Terry Jeffrey

Bush has achieved this success by unflinching use of multitudinous aggressive tactics. He won congressional authorization for a war in Afghanistan and invaded that country. He won congressional authorization for a war in Iraq and invaded that country, too. He secured passage of the PATRIOT Act and made use of the greater latitude it gave law enforcement to track potential terrorists inside the United States. He ordered warrantless wiretaps of international communications in and out of the United States when a suspected terrorist was a party to the communication. He ordered that terrorists be tried by military tribunals. He ordered captured terrorists held at a prison in Guantanamo Bay, Cuba. He ordered the occasional use of aggressive interrogation techniques, including (in a few circumstances) water-boarding.

He drove the surviving leaders of al-Qaida into an uncomfortable corner of Pakistan where each night they must wonder if the next suspected U.S. missile will crash into their "safe haven."

To be sure, Bush has made some mistakes.
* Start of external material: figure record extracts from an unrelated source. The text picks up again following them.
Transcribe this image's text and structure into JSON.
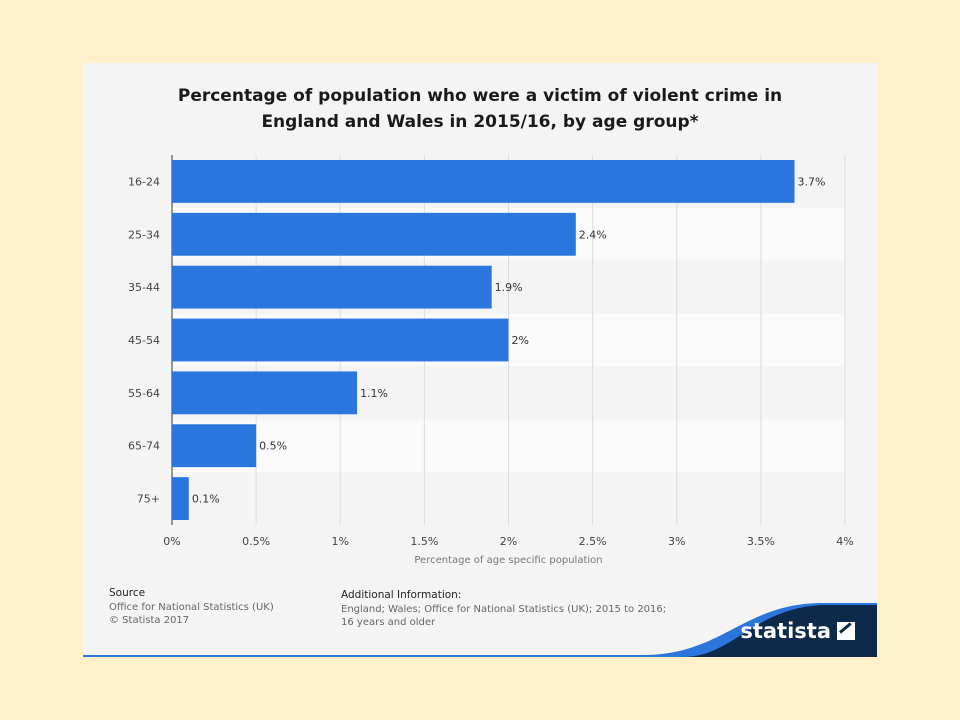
{
  "title_line1": "Percentage of population who were a victim of violent crime in",
  "title_line2": "England and Wales in 2015/16, by age group*",
  "source": {
    "heading": "Source",
    "line1": "Office for National Statistics (UK)",
    "line2": "© Statista 2017"
  },
  "additional": {
    "heading": "Additional Information:",
    "line1": "England; Wales; Office for National Statistics (UK); 2015 to 2016;",
    "line2": "16 years and older"
  },
  "brand": "statista",
  "colors": {
    "bar": "#2b76dd",
    "footer": "#0d2a4a",
    "accent": "#2b76dd"
  },
  "chart_data": {
    "type": "bar",
    "orientation": "horizontal",
    "categories": [
      "16-24",
      "25-34",
      "35-44",
      "45-54",
      "55-64",
      "65-74",
      "75+"
    ],
    "values": [
      3.7,
      2.4,
      1.9,
      2,
      1.1,
      0.5,
      0.1
    ],
    "value_labels": [
      "3.7%",
      "2.4%",
      "1.9%",
      "2%",
      "1.1%",
      "0.5%",
      "0.1%"
    ],
    "xlabel": "Percentage of age specific population",
    "ylabel": "",
    "xlim": [
      0,
      4
    ],
    "x_ticks": [
      0,
      0.5,
      1,
      1.5,
      2,
      2.5,
      3,
      3.5,
      4
    ],
    "x_tick_labels": [
      "0%",
      "0.5%",
      "1%",
      "1.5%",
      "2%",
      "2.5%",
      "3%",
      "3.5%",
      "4%"
    ],
    "grid": true
  }
}
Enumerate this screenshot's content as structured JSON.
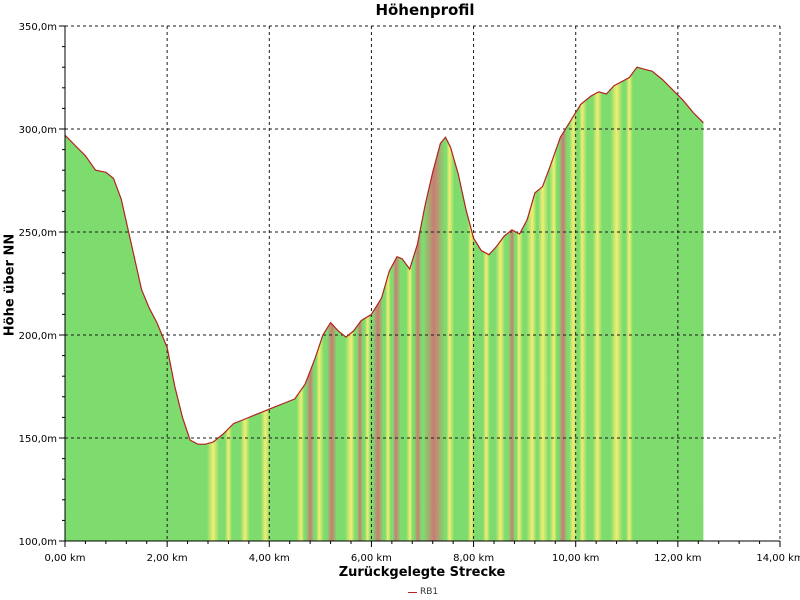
{
  "chart_data": {
    "type": "area",
    "title": "Höhenprofil",
    "xlabel": "Zurückgelegte Strecke",
    "ylabel": "Höhe über NN",
    "xlim": [
      0,
      14
    ],
    "ylim": [
      100,
      350
    ],
    "x_ticks": [
      0,
      2,
      4,
      6,
      8,
      10,
      12,
      14
    ],
    "x_tick_labels": [
      "0,00 km",
      "2,00 km",
      "4,00 km",
      "6,00 km",
      "8,00 km",
      "10,00 km",
      "12,00 km",
      "14,00 km"
    ],
    "y_ticks": [
      100,
      150,
      200,
      250,
      300,
      350
    ],
    "y_tick_labels": [
      "100,0m",
      "150,0m",
      "200,0m",
      "250,0m",
      "300,0m",
      "350,0m"
    ],
    "grid": true,
    "legend_position": "bottom-center",
    "series": [
      {
        "name": "RB1",
        "color": "#b22222",
        "x": [
          0,
          0.2,
          0.4,
          0.6,
          0.8,
          0.95,
          1.1,
          1.3,
          1.5,
          1.65,
          1.8,
          2.0,
          2.15,
          2.3,
          2.45,
          2.6,
          2.75,
          2.9,
          3.1,
          3.3,
          3.5,
          3.7,
          3.9,
          4.1,
          4.3,
          4.5,
          4.7,
          4.9,
          5.05,
          5.2,
          5.35,
          5.5,
          5.65,
          5.8,
          6.0,
          6.2,
          6.35,
          6.5,
          6.6,
          6.75,
          6.9,
          7.05,
          7.2,
          7.35,
          7.45,
          7.55,
          7.7,
          7.85,
          8.0,
          8.15,
          8.3,
          8.45,
          8.6,
          8.75,
          8.9,
          9.05,
          9.2,
          9.35,
          9.5,
          9.7,
          9.9,
          10.1,
          10.3,
          10.45,
          10.6,
          10.75,
          10.9,
          11.05,
          11.2,
          11.35,
          11.5,
          11.7,
          11.9,
          12.1,
          12.3,
          12.5
        ],
        "values": [
          297,
          292,
          287,
          280,
          279,
          276,
          266,
          244,
          222,
          213,
          206,
          194,
          175,
          160,
          149,
          147,
          147,
          148,
          152,
          157,
          159,
          161,
          163,
          165,
          167,
          169,
          176,
          189,
          200,
          206,
          202,
          199,
          202,
          207,
          210,
          218,
          231,
          238,
          237,
          232,
          244,
          263,
          279,
          293,
          296,
          291,
          278,
          261,
          247,
          241,
          239,
          243,
          248,
          251,
          249,
          256,
          269,
          272,
          282,
          296,
          304,
          312,
          316,
          318,
          317,
          321,
          323,
          325,
          330,
          329,
          328,
          324,
          319,
          314,
          308,
          303
        ]
      }
    ],
    "fill_colors": {
      "low": "#7edc6e",
      "mid": "#f3ee72",
      "high": "#cc7a74"
    },
    "steepness_bands": [
      [
        2.8,
        3.0,
        "mid"
      ],
      [
        3.15,
        3.25,
        "mid"
      ],
      [
        3.45,
        3.6,
        "mid"
      ],
      [
        3.85,
        4.0,
        "mid"
      ],
      [
        4.55,
        4.7,
        "mid"
      ],
      [
        4.7,
        4.9,
        "high"
      ],
      [
        4.9,
        5.05,
        "mid"
      ],
      [
        5.15,
        5.3,
        "high"
      ],
      [
        5.5,
        5.7,
        "mid"
      ],
      [
        5.7,
        5.85,
        "high"
      ],
      [
        5.85,
        6.0,
        "mid"
      ],
      [
        6.0,
        6.25,
        "high"
      ],
      [
        6.25,
        6.4,
        "mid"
      ],
      [
        6.4,
        6.55,
        "high"
      ],
      [
        6.7,
        6.82,
        "mid"
      ],
      [
        6.82,
        7.0,
        "high"
      ],
      [
        7.0,
        7.45,
        "high"
      ],
      [
        7.45,
        7.6,
        "mid"
      ],
      [
        7.9,
        8.0,
        "mid"
      ],
      [
        8.2,
        8.3,
        "mid"
      ],
      [
        8.45,
        8.6,
        "mid"
      ],
      [
        8.7,
        8.82,
        "high"
      ],
      [
        8.82,
        8.95,
        "mid"
      ],
      [
        9.05,
        9.25,
        "mid"
      ],
      [
        9.25,
        9.45,
        "mid"
      ],
      [
        9.5,
        9.65,
        "mid"
      ],
      [
        9.65,
        9.85,
        "high"
      ],
      [
        9.85,
        10.05,
        "mid"
      ],
      [
        10.05,
        10.2,
        "mid"
      ],
      [
        10.35,
        10.5,
        "mid"
      ],
      [
        10.7,
        10.9,
        "mid"
      ],
      [
        11.0,
        11.1,
        "mid"
      ]
    ]
  }
}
Invading Iraq in the first place may have been one of them. But the end consequence of Bush's aggressive approach is manifest in a result few would have predicted on Sept. 11, 2001: For seven years, he has kept us, our children and our neighborhoods safe. The essence of Barack Obama's and the Democrats' complaint against Bush is that he did too much in the war on terror -- except in Afghanistan. There, they complain, he did too little.

For Obama and the Democrats, Bush water-boarded too many Khalid Sheikh Mohammads, imprisoned too many in Guantanamo, made too many arguments against granting terrorists access to federal courts, authorized too many warrantless international wiretaps, made too much use of the PATRIOT Act and put too many troops in Iraq.

To prove they are not appeasers, they want more troops in Afghanistan.

But leaving aside Afghanistan, where Obama and the Democrats are now committed to becoming the war party, an all-Democratic government led by Obama can be counted on to use fewer aggressive tactics against Islamic terrorists than President Bush did.

We can only hope they don't end up using one tactic too few.